During our recent review episode, Exploring New Frontiers, we looked at some of the new magic items from the Explorer’s Guide to Wildemount.
One of the items that came up was the Spell Bottle. It's a cool device for storing lower level spells and then releasing them. I hadn't though much more about it other than to muse that it would be cool to stuff a Lightning Bolt in there and label it "lightning in a bottle".
But Jack caught me off guard with what seems to be a contradiction within the rules of the item. The rules say that the bottle can store one spell up to 5th level at a time. And there’s good reason for that when you think of the destructive power higher level spells could deliver simply by uncorking the bottle.
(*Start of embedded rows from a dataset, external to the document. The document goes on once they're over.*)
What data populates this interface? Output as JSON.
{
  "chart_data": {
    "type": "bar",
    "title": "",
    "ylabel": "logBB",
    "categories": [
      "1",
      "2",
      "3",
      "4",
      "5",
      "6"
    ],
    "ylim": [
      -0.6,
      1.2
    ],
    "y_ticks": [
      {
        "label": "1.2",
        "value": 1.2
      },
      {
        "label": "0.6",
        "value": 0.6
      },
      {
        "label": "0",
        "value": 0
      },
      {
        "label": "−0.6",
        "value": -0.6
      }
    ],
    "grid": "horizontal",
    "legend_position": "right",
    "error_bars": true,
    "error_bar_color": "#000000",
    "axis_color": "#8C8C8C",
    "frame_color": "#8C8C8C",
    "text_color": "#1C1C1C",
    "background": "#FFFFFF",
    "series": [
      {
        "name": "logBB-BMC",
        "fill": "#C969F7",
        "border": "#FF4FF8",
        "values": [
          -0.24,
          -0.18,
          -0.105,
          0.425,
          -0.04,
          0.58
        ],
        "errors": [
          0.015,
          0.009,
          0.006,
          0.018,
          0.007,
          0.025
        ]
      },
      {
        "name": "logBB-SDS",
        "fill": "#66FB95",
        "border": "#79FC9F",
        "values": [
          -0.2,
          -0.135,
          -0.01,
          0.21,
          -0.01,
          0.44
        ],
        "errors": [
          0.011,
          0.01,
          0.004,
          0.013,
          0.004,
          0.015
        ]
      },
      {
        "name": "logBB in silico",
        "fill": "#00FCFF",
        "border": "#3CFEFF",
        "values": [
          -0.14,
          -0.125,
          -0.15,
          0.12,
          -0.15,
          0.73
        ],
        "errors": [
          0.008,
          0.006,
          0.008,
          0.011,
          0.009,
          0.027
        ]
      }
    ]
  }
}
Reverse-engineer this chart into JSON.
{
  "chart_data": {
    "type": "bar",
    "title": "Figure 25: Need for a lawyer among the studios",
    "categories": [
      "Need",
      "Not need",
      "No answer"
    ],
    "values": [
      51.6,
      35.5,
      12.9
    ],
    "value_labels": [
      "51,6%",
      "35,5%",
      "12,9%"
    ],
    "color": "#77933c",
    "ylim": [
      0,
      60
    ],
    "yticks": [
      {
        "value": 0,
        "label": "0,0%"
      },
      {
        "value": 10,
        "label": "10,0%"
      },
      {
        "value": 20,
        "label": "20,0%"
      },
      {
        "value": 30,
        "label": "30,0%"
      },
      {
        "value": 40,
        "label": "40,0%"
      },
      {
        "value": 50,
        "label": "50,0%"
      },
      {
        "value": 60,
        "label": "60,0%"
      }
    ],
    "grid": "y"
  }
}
But the rules also state: "If you’re holding the empty bottle when you see a creature casting a spell within 60 feet of you, you can open the bottle as a reaction in an attempt to interrupt the spell. If the creature is casting a spell of 3rd level or lower, the spell has no effect, and it is stored in the bottle. If it is casting a spell of 4th level or higher, make an Intelligence check. The DC equals 10 + the spell’s level. On a success, the spell has no effect, and it is stored in the bottle.”
It’s that last line, which doesn’t say “4th or 5th level” like it should, but rather opens the imagination to the bottle storing any level spell, so long as it’s not the owner of the bottle who casts it. I’m not sure that's what was intended. But for the sake of the next question Jack stumped me with, let’s roll with it for a minute.
Here’s the puzzle: if you interrupt a Wizard casting the Wish spell, and you succeed on beating the DC 19 Intelligence check, then you capture the Wish in the bottle (and who doesn’t love the old wish-in-a-bottle trope?), but then whose wish does it become? Does it continue to be the original caster's wish, and should it ever be released that spell will run to its conclusion? Or does it become a new wish spell, that of the person who uncorks the bottle?
I’m a dreamer, so I’m going to go with the second option — assuming the person who has the bottle knows that it has a wish in it, and knows what to do with it, and the consequences of trying to do too much with it.
However, as a DM, I wouldn’t let the bottle store any spell above 5th level…but I might let it interrupt a higher level spell if the holder successfully made the DC check. Perhaps it siphons off just enough of the magic power to cause the spell to fizzle out. It would be like having an ever-ready Counterspell.
But maybe even that is wishful thinking.